Джори беспомощно пожал плечами, как человек, ко всему безразличный.
– Не знаю. Прошлой ночью зашел в бар. Вход с переулка, швейцар весь в черном. Он как-то странно улыбался и впустил меня за так, ничего не взял. Я там народу рассказывал про мою девчушку, какой она была красавицей, пока ее не заразил вирус, и что он с ней сделал. А они мне наливали и говорили, как им жалко, что мой ребенок сделался джокером, и просили про это всем рассказать. Я влез на сцену и рассказал всем, как это все противно и что у нас в Оклахоме джокеров нет, а они все надо мной смеялись. Смеялись, пока один не крикнул: «Теперь есть!» – и этот мерзкий вышибала выбросил меня из бара. Я пошел в другое место, и там народ надо мной насмехался, пока я не понял, что случилось что-то ужасное, будто кто-то напялил мне на лицо маску и я не могу ее снять. Пил, пока не вырубился, а наутро пошел в тот бар, чтобы мне вернули мое настоящее лицо, а бара-то нет. Нет его там…
Голос его перешел в мучительные рыдания, и Бреннан против воли проникся жалостью к сбитому с пути человеку, который зашел так далеко. Он нарвался на место, о котором Бреннану упоминали лишь шепотом: Дикие джокеры в Крысином переулке, где кости мертвецов пропадают, где все в опасности и почти никто не выходит неизменным, всегда меняясь к худшему.
– Помогите мне… – простонал Джори.
– Чего вы от меня хотите? – тихо спросил Бреннан.
– Верните мне лицо, – попросил Джори, но Бреннан помотал головой.
– Не могу, – произнес он тем же мягким голосом.
– Тогда возьмите мне бутылку. Прошлой ночью у меня отняли все деньги. Все деньги и лицо.
Бреннан с минуту рассматривал его, затем подал знак бармену и положил на стойку двадцатку. Когда явилась бутылка, Джори прижал ее к груди и суетливо двинулся прочь. Бреннан видел, как он исчез в переполненной зале. Тут он и заметил девушку с голубым ртом.

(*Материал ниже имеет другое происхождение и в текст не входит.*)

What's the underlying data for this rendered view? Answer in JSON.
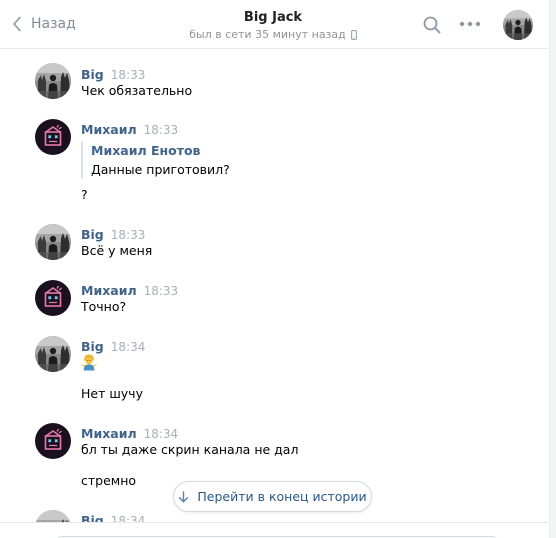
{
  "header": {
    "back_label": "Назад",
    "title": "Big Jack",
    "status": "был в сети 35 минут назад"
  },
  "messages": [
    {
      "author": "Big",
      "time": "18:33",
      "lines": [
        "Чек обязательно"
      ]
    },
    {
      "author": "Михаил",
      "time": "18:33",
      "quote": {
        "author": "Михаил Енотов",
        "text": "Данные приготовил?"
      },
      "lines": [
        "?"
      ]
    },
    {
      "author": "Big",
      "time": "18:33",
      "lines": [
        "Всё у меня"
      ]
    },
    {
      "author": "Михаил",
      "time": "18:33",
      "lines": [
        "Точно?"
      ]
    },
    {
      "author": "Big",
      "time": "18:34",
      "emoji": "person-shrugging-emoji",
      "lines": [
        "Нет шучу"
      ]
    },
    {
      "author": "Михаил",
      "time": "18:34",
      "lines": [
        "бл ты даже скрин канала не дал",
        "стремно"
      ]
    },
    {
      "author": "Big",
      "time": "18:34",
      "lines": []
    }
  ],
  "jump_button": {
    "label": "Перейти в конец истории"
  },
  "icons": {
    "back": "chevron-left-icon",
    "search": "search-icon",
    "more": "more-horizontal-icon",
    "mobile": "mobile-phone-icon",
    "jump": "arrow-down-icon"
  },
  "colors": {
    "author_link": "#42648b",
    "time": "#a9afb8",
    "muted": "#818c99",
    "accent": "#2a5885",
    "border": "#e7e8ec"
  }
}
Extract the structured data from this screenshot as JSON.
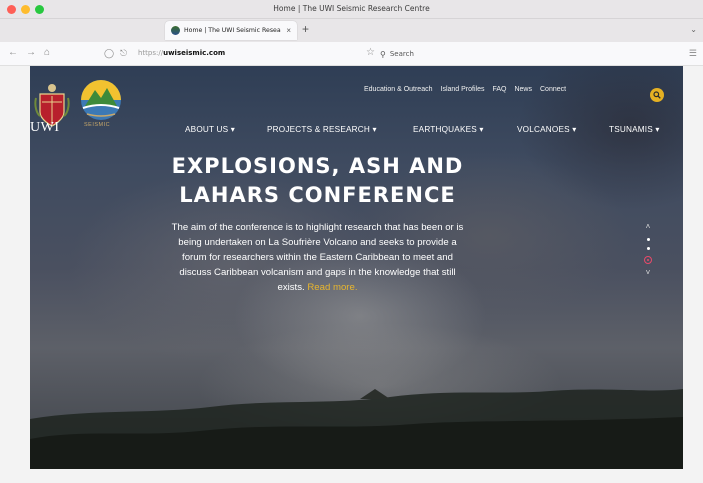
{
  "window": {
    "title": "Home | The UWI Seismic Research Centre"
  },
  "tab": {
    "label": "Home | The UWI Seismic Resea",
    "close": "×",
    "new": "+"
  },
  "browser": {
    "url_prefix": "https://",
    "url_domain": "uwiseismic.com",
    "search_placeholder": "Search",
    "icons": [
      "back-icon",
      "forward-icon",
      "home-icon",
      "shield-icon",
      "lock-icon",
      "star-icon",
      "search-icon",
      "menu-icon"
    ]
  },
  "site": {
    "logo_uwi": "UWI",
    "logo_seismic": "SEISMIC",
    "top_links": [
      "Education & Outreach",
      "Island Profiles",
      "FAQ",
      "News",
      "Connect"
    ],
    "main_nav": [
      "ABOUT US",
      "PROJECTS & RESEARCH",
      "EARTHQUAKES",
      "VOLCANOES",
      "TSUNAMIS"
    ],
    "hero": {
      "title_line1": "EXPLOSIONS, ASH AND",
      "title_line2": "LAHARS CONFERENCE",
      "body": "The aim of the conference is to highlight research that has been or is being undertaken on La Soufrière Volcano and seeks to provide a forum for researchers within the Eastern Caribbean to meet and discuss Caribbean volcanism and gaps in the knowledge that still exists.",
      "read_more": "Read more."
    },
    "slider": {
      "active": 3,
      "total": 3
    }
  },
  "colors": {
    "accent": "#e5b123",
    "link": "#e7b52e",
    "slider_active": "#e84a6a"
  }
}
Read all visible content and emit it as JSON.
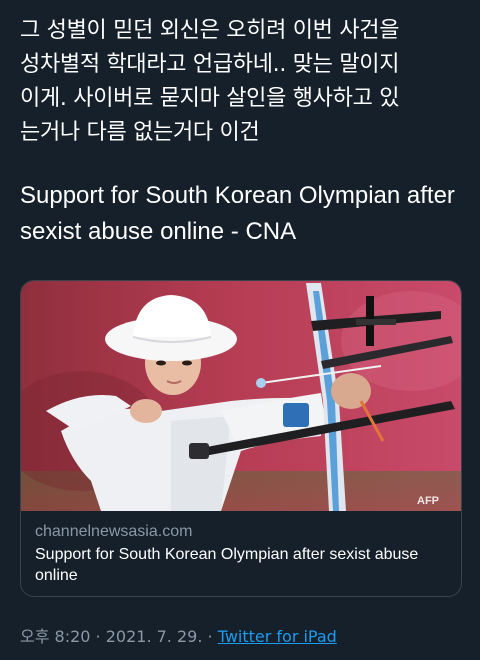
{
  "tweet": {
    "text": "그 성별이 믿던 외신은 오히려 이번 사건을\n성차별적 학대라고 언급하네.. 맞는 말이지\n이게. 사이버로 묻지마 살인을 행사하고 있\n는거나 다름 없는거다 이건",
    "quoted_title": "Support for South Korean Olympian after sexist abuse online - CNA"
  },
  "link_card": {
    "domain": "channelnewsasia.com",
    "title": "Support for South Korean Olympian after sexist abuse online",
    "image_watermark": "AFP"
  },
  "meta": {
    "time": "오후 8:20",
    "separator": " · ",
    "date": "2021. 7. 29.",
    "source": "Twitter for iPad"
  },
  "colors": {
    "background": "#15202b",
    "text": "#ffffff",
    "secondary_text": "#8b98a5",
    "link": "#1d9bf0",
    "card_border": "#38444d"
  }
}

Она была у стойки с мужчиной, выпивала с ним и чуть громче, чем надо, смеялась, когда он заговаривал. Она стояла так близко к нему, что ее голые колени упирались ему в бедро, при этом она играла с его волосами, завивая их в колечки средним пальцем. Бреннану она показалась знакомой, и тут он осознал, что это Лори, та самая хозяйка, что сопровождала его в покои Квинна, когда Эскимос представлял свой восторг. Она была из тех, кто демонстрировал, как легок и безопасен этот наркотик.
Бреннан, прихватив свой «Талламор», двинулся вдоль стойки. Он остановился перед мужчиной так близко, что тот невольно взглянул вверх. Улыбнулся ему.
– Я хотел бы поговорить с дамой.
Мужчина поначалу, как видно, хотел возразить, затем передумал.
– Конечно, приятель, – сказал он. – Здесь полно милашек.
Он слез с табурета, и Бреннан занял его место. Лори пронаблюдала, как мужик уходит, затем обратила внимание на Бреннана. Улыбнулась. Голубые десны и язык в сочетании с белыми зубами и красными губами делали улыбку зловещей.